O yılların vebası çiçek hastalığı yüzünden iki kız kardeşini de kaybetti. Daha sonra aynı hastalıktan, 7 yaşında tek gözünü kaybecekti.
Aksilikler peşini bırakmıyordu Veysel Şatıroğlu‘nun. Bir süre sonra elim bir kaza sonucu diğer gözünü de kaybedip, yaşarken hayata gözlerini yumacaktı. Babası Ahmet bey, oğluna oyalanması için bir saz alacaktı. Artık sevenlerine, aşıklara gönül gözünden konuşacaktı Aşık Veysel. “Beni hor görme kardeşim, sen altınsın ben tunç muyum.” diyecekti.
Derdini herkese anlatmayacak “Anlatamam derdimi dertsiz insana.
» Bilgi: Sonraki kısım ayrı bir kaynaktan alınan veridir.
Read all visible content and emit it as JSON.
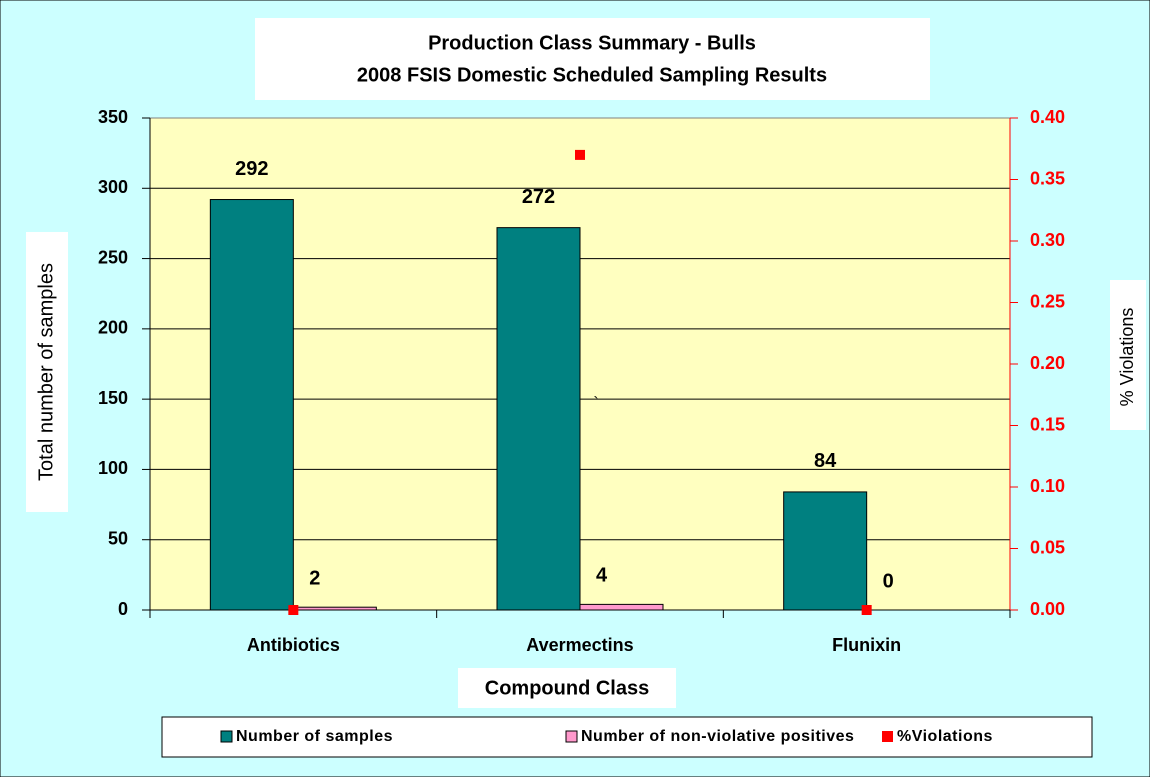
{
  "chart_data": {
    "type": "bar",
    "title": "Production Class Summary - Bulls",
    "subtitle": "2008 FSIS Domestic Scheduled Sampling Results",
    "x_label": "Compound Class",
    "y_label": "Total number of samples",
    "y2_label": "% Violations",
    "annotation": "`",
    "categories": [
      "Antibiotics",
      "Avermectins",
      "Flunixin"
    ],
    "series": [
      {
        "name": "Number of samples",
        "color": "#008080",
        "values": [
          292,
          272,
          84
        ]
      },
      {
        "name": "Number of non-violative positives",
        "color": "#ff99cc",
        "values": [
          2,
          4,
          0
        ]
      },
      {
        "name": "%Violations",
        "color": "#ff0000",
        "values": [
          0,
          0.37,
          0
        ],
        "axis": "y2",
        "marker": "square"
      }
    ],
    "ylim": [
      0,
      350
    ],
    "yticks": [
      0,
      50,
      100,
      150,
      200,
      250,
      300,
      350
    ],
    "y2lim": [
      0,
      0.4
    ],
    "y2ticks": [
      {
        "value": 0,
        "label": "0.00"
      },
      0.05,
      {
        "value": 0.1,
        "label": "0.10"
      },
      0.15,
      {
        "value": 0.2,
        "label": "0.20"
      },
      0.25,
      {
        "value": 0.3,
        "label": "0.30"
      },
      0.35,
      {
        "value": 0.4,
        "label": "0.40"
      }
    ],
    "grid": true,
    "legend": "bottom"
  }
}
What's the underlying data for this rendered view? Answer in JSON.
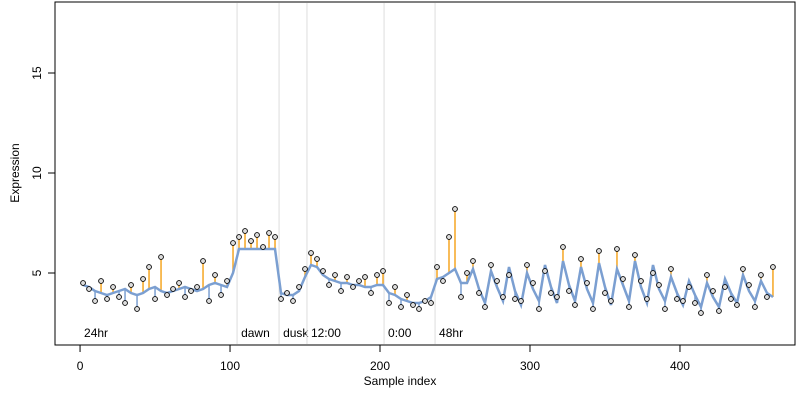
{
  "chart_data": {
    "type": "scatter",
    "xlabel": "Sample index",
    "ylabel": "Expression",
    "xlim": [
      -16.7,
      476.7
    ],
    "ylim": [
      1.4,
      18.55
    ],
    "xticks": [
      0,
      100,
      200,
      300,
      400
    ],
    "yticks": [
      5,
      10,
      15
    ],
    "point_color": "#dddddd",
    "fit_color": "#7b9fd1",
    "above_color": "#f5a623",
    "below_color": "#7b9fd1",
    "markers": [
      {
        "label": "24hr",
        "x": 0,
        "line": false
      },
      {
        "label": "dawn",
        "x": 104.7,
        "line": true
      },
      {
        "label": "dusk",
        "x": 132.7,
        "line": true
      },
      {
        "label": "12:00",
        "x": 151.3,
        "line": true
      },
      {
        "label": "0:00",
        "x": 202.7,
        "line": true
      },
      {
        "label": "48hr",
        "x": 236.7,
        "line": true
      }
    ],
    "x": [
      2,
      6,
      10,
      14,
      18,
      22,
      26,
      30,
      34,
      38,
      42,
      46,
      50,
      54,
      58,
      62,
      66,
      70,
      74,
      78,
      82,
      86,
      90,
      94,
      98,
      102,
      106,
      110,
      114,
      118,
      122,
      126,
      130,
      134,
      138,
      142,
      146,
      150,
      154,
      158,
      162,
      166,
      170,
      174,
      178,
      182,
      186,
      190,
      194,
      198,
      202,
      206,
      210,
      214,
      218,
      222,
      226,
      230,
      234,
      238,
      242,
      246,
      250,
      254,
      258,
      262,
      266,
      270,
      274,
      278,
      282,
      286,
      290,
      294,
      298,
      302,
      306,
      310,
      314,
      318,
      322,
      326,
      330,
      334,
      338,
      342,
      346,
      350,
      354,
      358,
      362,
      366,
      370,
      374,
      378,
      382,
      386,
      390,
      394,
      398,
      402,
      406,
      410,
      414,
      418,
      422,
      426,
      430,
      434,
      438,
      442,
      446,
      450,
      454,
      458,
      462
    ],
    "values": [
      4.5,
      4.2,
      3.6,
      4.6,
      3.7,
      4.3,
      3.8,
      3.5,
      4.4,
      3.2,
      4.7,
      5.3,
      3.7,
      5.8,
      3.9,
      4.2,
      4.5,
      3.8,
      4.1,
      4.3,
      5.6,
      3.6,
      4.9,
      3.9,
      4.6,
      6.5,
      6.8,
      7.1,
      6.6,
      6.9,
      6.3,
      7.0,
      6.8,
      3.7,
      4.0,
      3.6,
      4.3,
      5.2,
      6.0,
      5.7,
      5.1,
      4.4,
      4.9,
      4.1,
      4.8,
      4.3,
      4.6,
      4.8,
      4.0,
      4.9,
      5.1,
      3.5,
      4.3,
      3.3,
      3.9,
      3.4,
      3.2,
      3.6,
      3.5,
      5.3,
      4.6,
      6.8,
      8.2,
      3.8,
      5.0,
      5.6,
      4.0,
      3.3,
      5.4,
      4.6,
      3.8,
      4.9,
      3.7,
      3.6,
      5.4,
      4.5,
      3.2,
      5.1,
      4.0,
      3.8,
      6.3,
      4.1,
      3.4,
      5.7,
      4.5,
      3.2,
      6.1,
      4.0,
      3.6,
      6.2,
      4.7,
      3.3,
      5.9,
      4.6,
      3.7,
      5.0,
      4.4,
      3.2,
      5.2,
      3.7,
      3.6,
      4.3,
      3.5,
      3.0,
      4.9,
      4.1,
      3.1,
      4.3,
      3.7,
      3.4,
      5.2,
      4.4,
      3.3,
      4.9,
      3.8,
      5.3
    ],
    "fitted": [
      4.4,
      4.3,
      4.1,
      4.0,
      3.9,
      4.0,
      4.1,
      4.2,
      4.0,
      3.9,
      4.0,
      4.2,
      4.3,
      4.1,
      4.0,
      4.1,
      4.2,
      4.3,
      4.2,
      4.1,
      4.2,
      4.4,
      4.5,
      4.4,
      4.3,
      5.0,
      6.2,
      6.2,
      6.2,
      6.2,
      6.2,
      6.2,
      6.2,
      4.0,
      3.9,
      3.9,
      4.1,
      4.8,
      5.4,
      5.3,
      4.9,
      4.7,
      4.6,
      4.5,
      4.5,
      4.4,
      4.4,
      4.3,
      4.3,
      4.4,
      4.4,
      4.0,
      3.9,
      3.7,
      3.6,
      3.5,
      3.5,
      3.6,
      3.8,
      4.7,
      4.8,
      5.0,
      5.2,
      4.5,
      4.5,
      5.2,
      4.2,
      3.5,
      5.1,
      4.3,
      3.6,
      5.3,
      4.1,
      3.4,
      5.0,
      4.2,
      3.6,
      5.4,
      4.3,
      3.5,
      5.6,
      4.4,
      3.6,
      5.3,
      4.2,
      3.5,
      5.5,
      4.3,
      3.4,
      5.2,
      4.4,
      3.6,
      5.6,
      4.3,
      3.5,
      5.4,
      4.2,
      3.6,
      4.8,
      4.0,
      3.4,
      4.6,
      3.9,
      3.3,
      4.5,
      3.8,
      3.3,
      4.7,
      4.0,
      3.5,
      4.9,
      4.1,
      3.6,
      4.6,
      4.0,
      3.8
    ]
  }
}
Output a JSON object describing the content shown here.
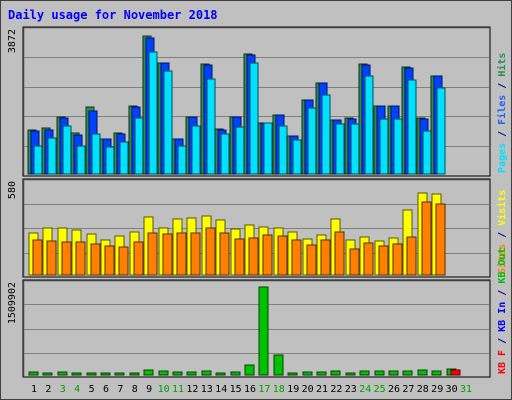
{
  "chart_data": {
    "type": "bar",
    "title": "Daily usage for November 2018",
    "categories": [
      "1",
      "2",
      "3",
      "4",
      "5",
      "6",
      "7",
      "8",
      "9",
      "10",
      "11",
      "12",
      "13",
      "14",
      "15",
      "16",
      "17",
      "18",
      "19",
      "20",
      "21",
      "22",
      "23",
      "24",
      "25",
      "26",
      "27",
      "28",
      "29",
      "30",
      "31"
    ],
    "weekend_days": [
      "3",
      "4",
      "10",
      "11",
      "17",
      "18",
      "24",
      "25",
      "31"
    ],
    "panels": [
      {
        "id": "hits_files_pages",
        "ymax_label": "3872",
        "ymax": 3872,
        "right_labels": [
          {
            "text": "Pages",
            "color": "#00e0ff"
          },
          {
            "text": " / ",
            "color": "#000080"
          },
          {
            "text": "Files",
            "color": "#2060ff"
          },
          {
            "text": " / ",
            "color": "#000080"
          },
          {
            "text": "Hits",
            "color": "#2e8b57"
          }
        ],
        "series": [
          {
            "name": "Hits",
            "color": "#2e8b57",
            "values": [
              1210,
              1260,
              1560,
              1120,
              1850,
              950,
              1120,
              1860,
              3780,
              3050,
              960,
              1570,
              3010,
              1240,
              1560,
              3290,
              1410,
              1620,
              1040,
              2020,
              2490,
              1470,
              1540,
              3030,
              1860,
              1860,
              2940,
              1530,
              2700,
              0,
              0
            ]
          },
          {
            "name": "Files",
            "color": "#0040ff",
            "values": [
              1180,
              1200,
              1530,
              1070,
              1740,
              970,
              1110,
              1850,
              3740,
              3040,
              960,
              1570,
              3000,
              1220,
              1560,
              3280,
              1410,
              1620,
              1040,
              2020,
              2490,
              1470,
              1520,
              3000,
              1860,
              1860,
              2900,
              1510,
              2680,
              0,
              0
            ]
          },
          {
            "name": "Pages",
            "color": "#00e0ff",
            "values": [
              780,
              1000,
              1330,
              760,
              1110,
              740,
              870,
              1550,
              3350,
              2840,
              770,
              1320,
              2610,
              1100,
              1280,
              3040,
              1410,
              1330,
              930,
              1810,
              2170,
              1380,
              1360,
              2690,
              1500,
              1500,
              2590,
              1170,
              2370,
              0,
              0
            ]
          }
        ]
      },
      {
        "id": "visits_sites",
        "ymax_label": "580",
        "ymax": 580,
        "right_labels": [
          {
            "text": "Sites",
            "color": "#ff8000"
          },
          {
            "text": " / ",
            "color": "#000080"
          },
          {
            "text": "Visits",
            "color": "#ffff00"
          }
        ],
        "series": [
          {
            "name": "Visits",
            "color": "#ffff00",
            "values": [
              269,
              303,
              300,
              291,
              266,
              227,
              250,
              277,
              375,
              305,
              359,
              367,
              383,
              353,
              298,
              319,
              312,
              306,
              280,
              230,
              260,
              358,
              223,
              248,
              221,
              241,
              417,
              530,
              520,
              0,
              0
            ]
          },
          {
            "name": "Sites",
            "color": "#ff8000",
            "values": [
              223,
              217,
              215,
              210,
              203,
              187,
              181,
              210,
              270,
              263,
              268,
              273,
              303,
              273,
              235,
              238,
              258,
              252,
              225,
              191,
              228,
              276,
              165,
              204,
              184,
              197,
              247,
              473,
              456,
              0,
              0
            ]
          }
        ]
      },
      {
        "id": "kbytes",
        "ymax_label": "1509902",
        "ymax": 1509902,
        "right_labels": [
          {
            "text": "KB F",
            "color": "#ff0000"
          },
          {
            "text": " / ",
            "color": "#000080"
          },
          {
            "text": "KB In",
            "color": "#0000ff"
          },
          {
            "text": " / ",
            "color": "#000080"
          },
          {
            "text": "KB Out",
            "color": "#00c000"
          }
        ],
        "series": [
          {
            "name": "KB Out",
            "color": "#00c000",
            "values": [
              45000,
              35000,
              45000,
              40000,
              40000,
              30000,
              30000,
              40000,
              80000,
              75000,
              45000,
              45000,
              70000,
              40000,
              45000,
              175000,
              1500000,
              345000,
              40000,
              50000,
              55000,
              60000,
              40000,
              65000,
              60000,
              65000,
              60000,
              80000,
              75000,
              105000,
              0
            ]
          },
          {
            "name": "KB F",
            "color": "#ff0000",
            "values": [
              0,
              0,
              0,
              0,
              0,
              0,
              0,
              0,
              0,
              0,
              0,
              0,
              0,
              0,
              0,
              0,
              0,
              0,
              0,
              0,
              0,
              0,
              0,
              0,
              0,
              0,
              0,
              0,
              0,
              80000,
              0
            ]
          }
        ]
      }
    ]
  },
  "colors": {
    "background": "#c0c0c0",
    "panel": "#c0c0c0",
    "grid": "#808080",
    "title": "#0000ff",
    "weekday_label": "#000000",
    "weekend_label": "#00a000"
  }
}
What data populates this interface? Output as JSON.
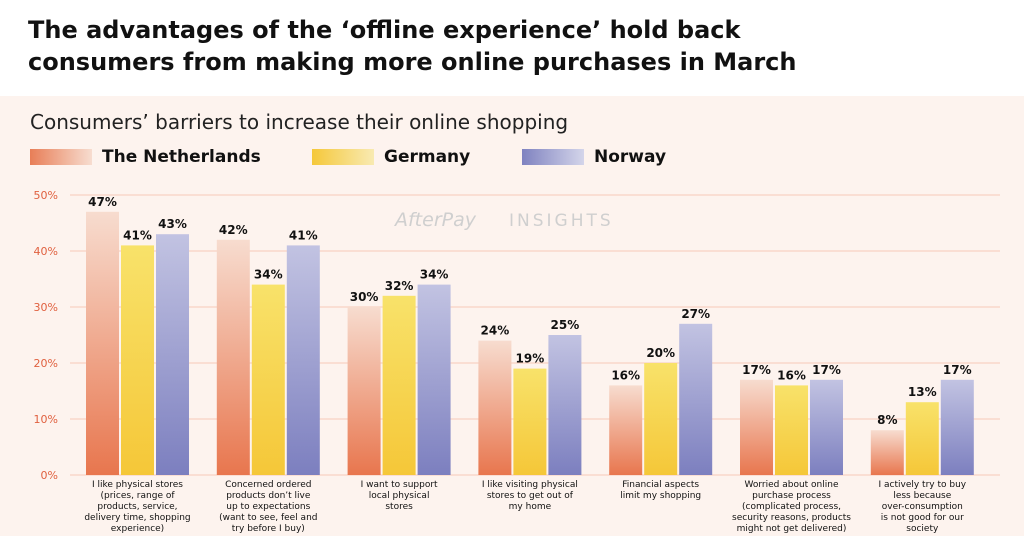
{
  "header": {
    "title_line1": "The advantages of the ‘offline experience’ hold back",
    "title_line2": "consumers from making more online purchases in March"
  },
  "brand": {
    "logo_text": "AfterPay",
    "insights_text": "INSIGHTS"
  },
  "colors": {
    "panel_background": "#fdf3ee",
    "netherlands": "#e87e57",
    "germany": "#f5d84a",
    "norway": "#8e90c7",
    "axis_tick_text": "#e0603f",
    "grid_line": "#f6c9b8"
  },
  "chart_data": {
    "type": "bar",
    "title": "Consumers’ barriers to increase their online shopping",
    "categories": [
      "I like physical stores (prices, range of products, service, delivery time, shopping experience)",
      "Concerned ordered products don’t live up to expectations (want to see, feel and try before I buy)",
      "I want to support local physical stores",
      "I like visiting physical stores to get out of my home",
      "Financial aspects limit my shopping",
      "Worried about online purchase process (complicated process, security reasons, products might not get delivered)",
      "I actively try to buy less because over-consumption is not good for our society"
    ],
    "category_lines": [
      [
        "I like physical stores",
        "(prices, range of",
        "products, service,",
        "delivery time, shopping",
        "experience)"
      ],
      [
        "Concerned ordered",
        "products don’t live",
        "up to expectations",
        "(want to see, feel and",
        "try before I buy)"
      ],
      [
        "I want to support",
        "local physical",
        "stores"
      ],
      [
        "I like visiting physical",
        "stores to get out of",
        "my home"
      ],
      [
        "Financial aspects",
        "limit my shopping"
      ],
      [
        "Worried about online",
        "purchase process",
        "(complicated process,",
        "security reasons, products",
        "might not get delivered)"
      ],
      [
        "I actively try to buy",
        "less because",
        "over-consumption",
        "is not good for our",
        "society"
      ]
    ],
    "series": [
      {
        "name": "The Netherlands",
        "values": [
          47,
          42,
          30,
          24,
          16,
          17,
          8
        ],
        "color": "#e87e57"
      },
      {
        "name": "Germany",
        "values": [
          41,
          34,
          32,
          19,
          20,
          16,
          13
        ],
        "color": "#f5d84a"
      },
      {
        "name": "Norway",
        "values": [
          43,
          41,
          34,
          25,
          27,
          17,
          17
        ],
        "color": "#8e90c7"
      }
    ],
    "value_suffix": "%",
    "y_ticks": [
      "0%",
      "10%",
      "20%",
      "30%",
      "40%",
      "50%"
    ],
    "ylim": [
      0,
      50
    ],
    "xlabel": "",
    "ylabel": "",
    "grid": true,
    "legend_position": "top-left"
  }
}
Dert çekmeyen dert kıymetini bilemez. Derdim bana derman imiş bilmedim. Hiç bir zaman gül dikensiz olamaz” diyerek yüreklerimizi dağlayacaktı.
Bağlamayı ilk babasının arkadaşı olan Çamşıhılı Ali‘den öğrendi Veysel ve başka ozanların türkülerini çalmaya başladı. 40’lı yaşlara doğru kendi kalbinden dökülen sözcükleri besteledi bizler için. Kendi bestelerini çalmaya başlayan Aşık Veysel, o yıllarda Aşıklar Bayramı‘nda ve Atatürk için sölediği türküyle birlikte namı gitgide arttı. Artık sadece kendi köyünde değil, tüm Türkiye‘de tanınıyordu Veysel.
Hayatı karanlıktı Aşık Veysel‘in. Ailesi kendi kardeşlerinin bakamayacağını düşünüp, evlendirmek istedi. Veysel bir akrabasının kızı olan Esma hanım ile evlendirildi. Ancak olumsuzluklar peşini yine bırakmadı. Yeni doğan erkek çocuğunu kaydetti usta ozan; daha sonra da anne ve babasını kaybederek zaten karanlık olan hayatı zifiri karanlığa büründü. Ailesinin vefatı üzerine eşinin de başka biriyle kaçması üzerine tamamen perişan olan sanatçı, kendisini türkülere adadı.
Gönül Gözünden Konuşan Usta Ozan: Aşık Veysel
Eşi terk ettiğinde iki aylık kız çocuğuyla kaldı Aşık, ancak kısa süre sonra o da hayata gözlerini yumdu. Aşık Veysel‘in artık yanık türkülerini sevenleriyle paylaşmaktan başka hiç bir şeyi kalmamıştı.
Çocuklarının ölümü, eşinin bırakmasıyla birlikte memleketini terk edip arkadaşlarıyla birlikte başka bir köye yerleştiler. Burada da dolandırılan usta ozan, parasız bir şekilde hayatını idame etmeye çalıştı. 1931 yılında katıldığı halk şiirleri bayramıyla birlikte hayatı bir anda düzeldi. Maddi anlamda hayatını düzene sokan Veysel, Gülizar hanımla hayatını birleştirdi.
Türkülerinde her konuya değinen Aşık Veysel, 1941 – 46 yılları arasında Köy Enstitülerinde bağlama ve halk türküleri dersleri verdi.
1965 yılında TBMM‘nin kararıyla çıkarılan özel bir kanunla, kendisine maaş bağlandı. Veysel Şatıroğlu, 21 Mart 1973 tarihinde hayatını kaybetti.